Ouattara-Sarkozy, vingt ans d’amitié

Sous la présidence de Nicolas Sarkozy, l’envoi de la Force licorne (450 militaires) pour mettre fin à la crise-post-électorale de novembre 2010, était vu d’un mauvais œil par de nombreux Ivoiriens. Certains pointant du doigt une énième ingérence de l’ex-puissance coloniale. La force Licorne, épaulée par les casques bleus de l’ONU, met finalement fin au sanglant conflit opposant les pro-Gbagbo aux pro-Ouattara, le 11 avril 2011. Ils pénètrent dans le palais présidentiel, délogent Laurent Gbagbo, qui avait refusé de céder le pouvoir à Alassane Ouattara. Aujourd’hui encore, ce dernier est vu comme « le président de la France » par les partisans de l’ancien président ivoirien.

Une image que le président Ouattara s’efforce de gommer. Ami avec Nicolas Sarkozy depuis vingt ans, les deux hommes entretiennent des relations très intimes. L’ex-président français l’avait reçu en janvier et convié à nouveau au lendemain de sa défaite à la présidentielle. L’ex-dirigeant français a toujours été un soutien de taille au président ivoirien, notamment durant le bras-de-fer qui l’opposait à Laurent Gbagbo.

« Hollande sera plus critique envers le régime de Ouattara »

Les rapports Hollande-Ouattara ne sont pas si étroits. Le président français, jadis proche de Laurent Gbagbo avant de lui tourner le dos, « sera bien plus critique à l’égard du régime ivoirien », selon Michel Galy. « Hollande a reçu Ouattara tardivement, bien après Ali Bongo, conséquence de son affinité avec Sarkozy », ce qui n’est pas à son avantage selon le politologue. « Le pouvoir Sarko-ouattariste était très lié. François Hollande cherche aussi à attirer Ouattara sur la question de l’insécurité et des droits de l’homme dans le pays. »

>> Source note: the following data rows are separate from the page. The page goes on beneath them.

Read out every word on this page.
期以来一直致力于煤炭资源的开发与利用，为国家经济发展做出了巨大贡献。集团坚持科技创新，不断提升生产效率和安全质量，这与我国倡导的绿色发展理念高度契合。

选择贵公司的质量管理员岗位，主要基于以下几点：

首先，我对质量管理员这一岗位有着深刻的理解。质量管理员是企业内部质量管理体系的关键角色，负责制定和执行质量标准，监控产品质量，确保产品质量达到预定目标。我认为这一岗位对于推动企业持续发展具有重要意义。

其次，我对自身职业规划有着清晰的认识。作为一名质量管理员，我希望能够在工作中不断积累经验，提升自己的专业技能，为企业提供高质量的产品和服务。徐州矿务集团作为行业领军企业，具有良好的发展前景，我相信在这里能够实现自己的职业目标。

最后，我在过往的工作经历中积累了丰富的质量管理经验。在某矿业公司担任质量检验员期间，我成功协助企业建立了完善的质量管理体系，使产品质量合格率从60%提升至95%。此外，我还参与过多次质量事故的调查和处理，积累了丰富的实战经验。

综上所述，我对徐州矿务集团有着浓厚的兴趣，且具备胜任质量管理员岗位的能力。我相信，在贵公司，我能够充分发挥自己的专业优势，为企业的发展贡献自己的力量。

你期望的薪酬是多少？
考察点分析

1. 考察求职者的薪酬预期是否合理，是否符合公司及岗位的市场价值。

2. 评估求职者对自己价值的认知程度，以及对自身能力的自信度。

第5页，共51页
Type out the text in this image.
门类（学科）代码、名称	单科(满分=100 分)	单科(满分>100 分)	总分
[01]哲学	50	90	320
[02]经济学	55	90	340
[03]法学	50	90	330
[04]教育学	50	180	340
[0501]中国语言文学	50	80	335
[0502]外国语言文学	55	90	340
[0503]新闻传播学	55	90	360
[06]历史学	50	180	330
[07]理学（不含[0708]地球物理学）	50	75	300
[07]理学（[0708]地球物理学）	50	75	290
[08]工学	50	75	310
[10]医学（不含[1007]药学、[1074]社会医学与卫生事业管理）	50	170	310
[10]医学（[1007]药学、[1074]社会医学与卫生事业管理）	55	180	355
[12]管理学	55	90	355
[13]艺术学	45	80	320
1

La Côte d’Ivoire est en effet loin d’être apaisée. Le processus de réconciliation nationale a été lancé. Et le président Ouattara a assuré que tous les responsables de crimes dans le pays seront traduits en justice. Mais les pro-Gbagbo, eux, affirment être les seuls à être mis sur le banc des accusés, dénonçant une justice partiale. Une plainte a été déposée mardi à Paris contre le régime du dirigeant ivoirien pour crimes de guerre depuis novembre 2010. La procédure a été menée par Alain Toussaint, ex-conseiller de Laurent Gbagbo, Martine Kei Vao, présidente de l’association des Ressortissants de Côte d’Ivoire et Basile Besnard, avocat au Barreau de Paris. Ils ont écrit un courrier aux ministères des Affaires étrangères, réclamant que la France mène une enquête sur ces exactions.

L’’insécurité occupe en effet toujours le terrain. Dans l’Ouest du pays, les populations sont confrontées quotidiennement aux meurtres, viols, agressions… D’après les pro-Gbagbo, ces crimes sont menés par les milices du régime ivoirien, dont les Forces républicaines de Côte d’Ivoire (FRCI). Les tueries commises vendredi dans un camp de réfugiés à Duékoué ont marqué les esprits. Alors que les médias annoncent treize morts, des ONGs affirment, selon Alain Toussaint, « qu’il y a eu au moins 211 morts ».